Mayor Vincent Gray and the D.C. Office of Human Rights unveiled five ads on Sept. 13 to be displayed around the U.S. capital. The ads feature transgender residents of the district who deliver messages of respect, with quotes about their lives and favorite district activities.

“While working together on this groundbreaking campaign, I have been continuously impressed by the courage and determination of the transgender and gender non-conforming communities here in the District,” said OHR director Gustavo Velasquez. “The Office of Human Rights is proud to partner with these communities in eradicating the injustices they too often face, and we know this partnership will extend far beyond the life of this campaign.”

The campaign messages were created over a four-month period with involvement from transgender advocates, three focus groups and numerous organizations, including Alston Marketing, Casa Ruby, DC Trans Coalition, Transgender Health Empowerment, National Gay & Lesbian Task Force’s Transgender Civil Rights Project, Movement Advancement Project, National Center for Transgender Equality and Gay & Lesbian Alliance Against Defamation.
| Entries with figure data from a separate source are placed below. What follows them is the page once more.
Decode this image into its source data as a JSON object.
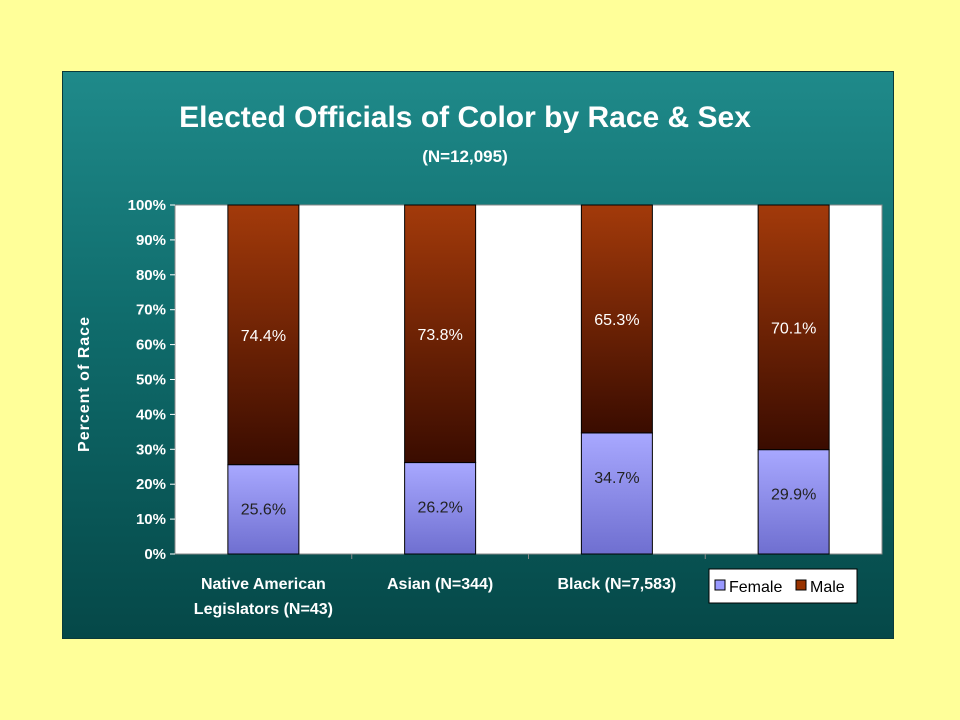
{
  "chart_data": {
    "type": "bar",
    "stacked": true,
    "title": "Elected Officials of Color by Race & Sex",
    "subtitle": "(N=12,095)",
    "xlabel": "",
    "ylabel": "Percent of Race",
    "ylim": [
      0,
      100
    ],
    "yticks": [
      "0%",
      "10%",
      "20%",
      "30%",
      "40%",
      "50%",
      "60%",
      "70%",
      "80%",
      "90%",
      "100%"
    ],
    "categories": [
      [
        "Native American",
        "Legislators (N=43)"
      ],
      [
        "Asian (N=344)"
      ],
      [
        "Black (N=7,583)"
      ],
      [
        ""
      ]
    ],
    "series": [
      {
        "name": "Female",
        "values": [
          25.6,
          26.2,
          34.7,
          29.9
        ],
        "labels": [
          "25.6%",
          "26.2%",
          "34.7%",
          "29.9%"
        ]
      },
      {
        "name": "Male",
        "values": [
          74.4,
          73.8,
          65.3,
          70.1
        ],
        "labels": [
          "74.4%",
          "73.8%",
          "65.3%",
          "70.1%"
        ]
      }
    ],
    "grid": false,
    "legend": "bottom-right",
    "colors": {
      "female": "#9999FF",
      "male": "#993300",
      "panel": "#0F6B6B",
      "page": "#FFFF99",
      "plot_bg": "#FFFFFF"
    }
  }
}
“I chose to participate in this campaign and advocate on behalf of the transgender community in memory of LaShay McLean, my intern who was killed last year because she was a transgender woman,” said Iden Campbell McCollum, a mental health advocate and transgender man who is featured in one of the ads. “Our community still faces high levels of discrimination and violence, but things are improving, and the government’s willingness to launch a campaign for our community speaks to that improvement.”

The mayor said he wants to ensure that transgender people have equal access to employment, housing and public accommodations and that they feel safe.

Gray launched the campaign at MOVA Lounge, an LGBT bar in the trendy U Street area of northwest Washington.

“This district is committed to ensuring that all people are protected from discrimination, and that includes discrimination against the transgender and gender-non-conforming communities,” Gray said in a statement. “This landmark campaign from the Office of Human Rights is an important piece of a larger effort by my administration to ensure all residents have equal access to employment, housing and public services and accommodations regardless of gender identity or expression.”

LGBT Health Awareness Week begins

National LGBT Health Awareness Week takes place through March 30, with organizers asking people to share their health care stories online.

The week, sponsored by the National Coalition for LGBT Health, coincides with Supreme Court oral arguments over the constitutionality of the federal Affordable Care Act.

The coalition partners and the Rainbow Access Initiative want to hear from LGBT consumers on:

• How federal healthcare reform has or how it will impact them.

• What unmet health care needs they have.

• The importance of LGBT culturally competency when searching for a health care provider.

The information collected will be provided to the U.S. Department of Health and Human Services, which is working to improve care for LGBT people.